Thursday, June 20, 2024
NOVA: "Alaskan Dinosaurs" (WGBH Educational Foundation, PBS, 2022)
by Mark Gabrish Conlan • Copyright © 2024 by Mark Gabrish Conlan • All rights reserved
The next PBS science-themed show was a NOVA episode from 2022 called “Alaskan Dinosaurs.” The story really began in 1961, when a geologist leading an excavation party in Alaska’s North Slope (the coldest part of what’s already America’s coldest state) for an oil company spotted fossilized remains of what turned out to be bones from previously unknown dinosaur species. This sparked a major controversy in the paleontological community because it had been previously assumed that dinosaurs were giant reptiles, who like today’s reptiles were cold-blooded and therefore couldn’t last an ultra-cold climate like Alaska’s, especially in the wintertime. The show followed a team of paleontologists exploring the North Slope wilderness in the depths of winter on an ultra-strict time schedule dictated by the inexorable progress of the area’s climate to colder and colder temperatures and 24-hour nightfall. Their strategy was to cut up the layers of sediment that had covered up where the bones were first discovered in 1961, ship them back to warmer and more hospitable climes farther south and analyze them at leisure. One particularly hot-looking man interviewed in the program was science writer Riley Black, who attracted me with the purple shock in his shoulder-length hair, the body art on his forearms and the stud earrings. At first the paleontologists leading the study thought that the dinosaurs had migrated to warmer areas and spent the winters there, but fragments of baby dinosaur teeth forced them to conclude that these species of dinosaurs took too long for their young to mature to be capable of migrating in herds. Instead they had figured out how to do what modern-day bears and other mammals do to make it through the winter: they had learned to burrow and spend the winter hibernating.
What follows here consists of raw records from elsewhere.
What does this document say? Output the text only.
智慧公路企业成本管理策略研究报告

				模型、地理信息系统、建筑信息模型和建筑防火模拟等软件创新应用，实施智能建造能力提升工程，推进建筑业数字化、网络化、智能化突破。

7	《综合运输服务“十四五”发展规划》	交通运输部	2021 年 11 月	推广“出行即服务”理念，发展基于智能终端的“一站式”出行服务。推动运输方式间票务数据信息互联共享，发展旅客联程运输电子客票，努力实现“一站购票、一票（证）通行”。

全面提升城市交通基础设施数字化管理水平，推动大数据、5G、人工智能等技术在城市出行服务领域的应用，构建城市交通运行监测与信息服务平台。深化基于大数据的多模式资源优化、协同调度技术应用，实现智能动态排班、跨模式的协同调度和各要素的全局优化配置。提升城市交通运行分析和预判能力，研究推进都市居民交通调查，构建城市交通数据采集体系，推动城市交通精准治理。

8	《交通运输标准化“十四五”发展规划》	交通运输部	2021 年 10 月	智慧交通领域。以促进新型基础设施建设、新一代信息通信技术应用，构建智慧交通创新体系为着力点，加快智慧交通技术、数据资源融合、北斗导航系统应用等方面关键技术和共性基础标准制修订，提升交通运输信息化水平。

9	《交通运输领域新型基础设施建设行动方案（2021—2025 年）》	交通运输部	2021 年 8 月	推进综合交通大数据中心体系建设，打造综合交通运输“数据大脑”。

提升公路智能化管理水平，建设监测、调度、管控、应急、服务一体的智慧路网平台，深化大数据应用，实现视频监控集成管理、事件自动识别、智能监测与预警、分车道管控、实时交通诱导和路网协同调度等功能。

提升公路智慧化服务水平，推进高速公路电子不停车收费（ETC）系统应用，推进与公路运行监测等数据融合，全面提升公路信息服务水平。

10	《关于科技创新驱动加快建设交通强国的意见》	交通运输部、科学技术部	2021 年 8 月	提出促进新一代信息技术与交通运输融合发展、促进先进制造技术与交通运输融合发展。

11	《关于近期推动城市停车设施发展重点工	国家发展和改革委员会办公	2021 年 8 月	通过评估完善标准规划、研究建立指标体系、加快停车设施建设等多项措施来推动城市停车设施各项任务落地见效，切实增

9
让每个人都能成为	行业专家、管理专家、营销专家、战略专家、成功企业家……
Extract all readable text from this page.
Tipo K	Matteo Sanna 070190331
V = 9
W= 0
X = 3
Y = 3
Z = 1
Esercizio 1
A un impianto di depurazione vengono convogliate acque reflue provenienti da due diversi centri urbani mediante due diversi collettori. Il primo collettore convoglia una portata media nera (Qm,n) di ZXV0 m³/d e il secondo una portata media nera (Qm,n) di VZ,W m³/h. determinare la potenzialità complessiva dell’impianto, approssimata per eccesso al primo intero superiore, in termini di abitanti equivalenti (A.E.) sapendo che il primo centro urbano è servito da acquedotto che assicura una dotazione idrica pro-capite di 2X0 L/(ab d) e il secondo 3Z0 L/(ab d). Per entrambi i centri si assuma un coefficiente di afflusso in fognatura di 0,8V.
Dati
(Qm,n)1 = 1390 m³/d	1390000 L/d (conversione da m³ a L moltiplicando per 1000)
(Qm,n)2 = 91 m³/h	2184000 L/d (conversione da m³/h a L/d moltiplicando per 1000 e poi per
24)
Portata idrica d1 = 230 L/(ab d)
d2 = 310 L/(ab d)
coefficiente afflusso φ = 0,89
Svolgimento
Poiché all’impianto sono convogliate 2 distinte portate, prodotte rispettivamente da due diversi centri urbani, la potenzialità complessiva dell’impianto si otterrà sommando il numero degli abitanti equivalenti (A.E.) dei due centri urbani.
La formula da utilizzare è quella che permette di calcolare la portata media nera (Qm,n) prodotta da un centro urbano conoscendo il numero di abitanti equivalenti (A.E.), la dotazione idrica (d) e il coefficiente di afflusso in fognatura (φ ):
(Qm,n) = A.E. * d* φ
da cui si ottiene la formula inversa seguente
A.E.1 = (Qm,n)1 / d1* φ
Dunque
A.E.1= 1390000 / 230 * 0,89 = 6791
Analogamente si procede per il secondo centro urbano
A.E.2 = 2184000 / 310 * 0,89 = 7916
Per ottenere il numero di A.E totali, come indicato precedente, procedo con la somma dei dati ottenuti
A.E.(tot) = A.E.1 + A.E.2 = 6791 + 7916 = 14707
This also begged the question of what did the herbivorous (vegetarian) dinosaurs eat once the native trees shed their leaves for the winter. A researcher named Karen Chin from the University of Colorado at Boulder came up with an intriguing answer based on her study of coprolite. “Coprolite” is essentially science-speak for “fossilized dinosaur shit,” and what she found in the Alaskan dino-dung was remnants of lignite. Lignite is the stuff wood is made out of, and she theorized that the dinosaurs spent their winters (when they weren’t hibernating) eating rotting bits of dead trees and extracting protein from the insects who were living in, colonizing and also eating the dead trees. (So these types of dinosaurs weren’t totally vegetarian, at least not in the human sense.) “Alaskan Dinosaurs” was an unusually interesting nature documentary and NOVA episode that touches on the revolution in dinosaur thinking over the last 50 years or so. Until then dinosaurs had been assumed to be scaled-up versions of modern-day reptiles (like lizards or snakes) – the word “dinosaur” comes from the Greek for “terrible lizard” – but the more recent thinking is that dinosaurs were more like warm-blooded birds than cold-blooded reptiles. The people behind this show even argued that these dinosaurs probably had skin coverings that looked and acted more like feathers than scales and fulfilled the same function bird feathers do: to help keep the animals warm. Of course we have no idea what dinosaurs really looked like because our only evidence of their existence is fossilized bones, from which we have to make hopefully educated guesses about the appearance of their skins.